His astonishment at the creature’s command of his language rendered him mute. He tried to muster a spell to force the creature away, but his broken body responded with no more than an impotent twitch.
“I know your name,” he mumbled. “You must obey.”
“Ah, the master wishes to command me.” The demon withdrew just enough to give a mocking bow. “That you and your predecessors believed such nonsense is a staggering ineptitude.”
Fellaxus could not grasp its meaning. Someone else should have heard this catastrophe. Had the alarms been triggered? A dim memory of protocols that should have been followed after such a breach wormed its way into his mind. Where was Verelli?
“Come,” the creature sneered, “we shall tell your world my name together.”
A giant, taloned hand seized Fellaxus, lifting him as easily as a child but far less gently. He dangled helplessly, consumed by blinding pain as his bones grated against each other in ways they were never meant to. Struggling to maintain consciousness, he was taken up the broad stone stairs to his workshop, or at least to where his workshop should have been. Instead of the spicy scent of reagents and the bitter aroma of potions, salty winds blew across his skin, unslowed by walls or roof. Such constructs were gone, and with them the observatory and indeed the entire top of his tower. With a cold chill of dismay, he realized that almost nothing remained of his life’s work—not the books, or experiments, or drawings—nothing.
The demon thrust Fellaxus aloft like a trophy, forcing upon him a view from one edge of the sky to the other. The rising sun burned angry and red through the ashen smoke which rose with it. Cool ocean breezes that had so often stimulated his thinking now carried aloft harsh screams and the scent of burning wood and flesh. Flashes of magic crackled amidst the flames, casting an otherworldly glow across the destruction being wrought upon the city of Tythir. Swarms of demons in every form imaginable draped the royal castle on the hill below, appearing like ants atop a disturbed nest. The people unlucky enough to reside within that fortress rushed about in terror. Some fought, most ran. Fellaxus’ analytical mind ascertained that either course of action was an equally hopeless endeavor.

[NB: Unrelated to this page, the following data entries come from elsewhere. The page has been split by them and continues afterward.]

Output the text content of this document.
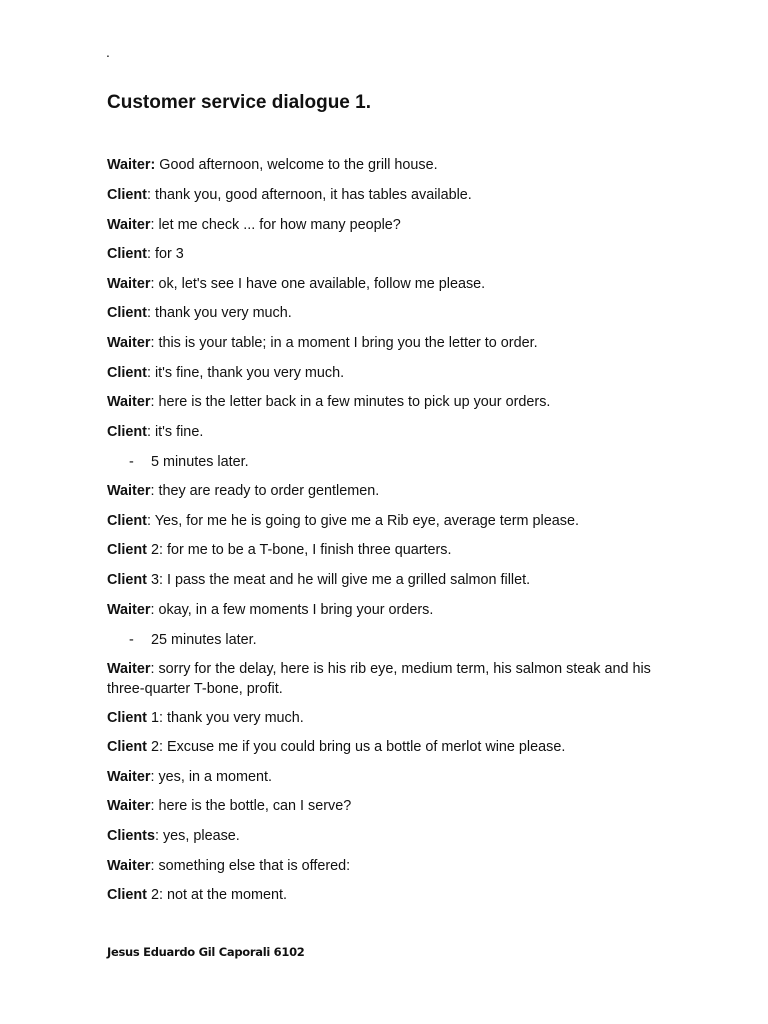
.
Customer service dialogue 1.
Waiter: Good afternoon, welcome to the grill house.
Client: thank you, good afternoon, it has tables available.
Waiter: let me check ... for how many people?
Client: for 3
Waiter: ok, let's see I have one available, follow me please.
Client: thank you very much.
Waiter: this is your table; in a moment I bring you the letter to order.
Client: it's fine, thank you very much.
Waiter: here is the letter back in a few minutes to pick up your orders.
Client: it's fine.
- 5 minutes later.
Waiter: they are ready to order gentlemen.
Client: Yes, for me he is going to give me a Rib eye, average term please.
Client 2: for me to be a T-bone, I finish three quarters.
Client 3: I pass the meat and he will give me a grilled salmon fillet.
Waiter: okay, in a few moments I bring your orders.
- 25 minutes later.
Waiter: sorry for the delay, here is his rib eye, medium term, his salmon steak and his three-quarter T-bone, profit.
Client 1: thank you very much.
Client 2: Excuse me if you could bring us a bottle of merlot wine please.
Waiter: yes, in a moment.
Waiter: here is the bottle, can I serve?
Clients: yes, please.
Waiter: something else that is offered:
Client 2: not at the moment.
Jesus Eduardo Gil Caporali 6102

Even those ships in the harbor that had dropped sails and fled towards the safety of the open ocean managed only a futile dash before meeting their end. Papers floated down from his tower, fluttering like dried leaves blown from a tree.
So much knowledge lost.
From their perch high above this horrific vista, the demon threw back his head and smote his chest with a clenched fist, bellowing, “I am Sulfaxrhu!”
The roar of a thousand affirmations rose above the death of the city in answer. The demon spread its arms and wings wide, reveling in the exaltations, then drew Fellaxus close and whispered in his ear.
“You thought to use us, across the centuries, for your own petty goals and machinations.” Its grip tightened like bands of iron around his chest, forcing the breath painfully from his lungs. “Know, then, that you were the ones who have been servants, and this is your legacy.”
With that absolute failure forever burned into Fellaxus’ mind, Sulfaxrhu clenched his fist, wringing the last vestige of life from the once powerful mage like water from a sponge.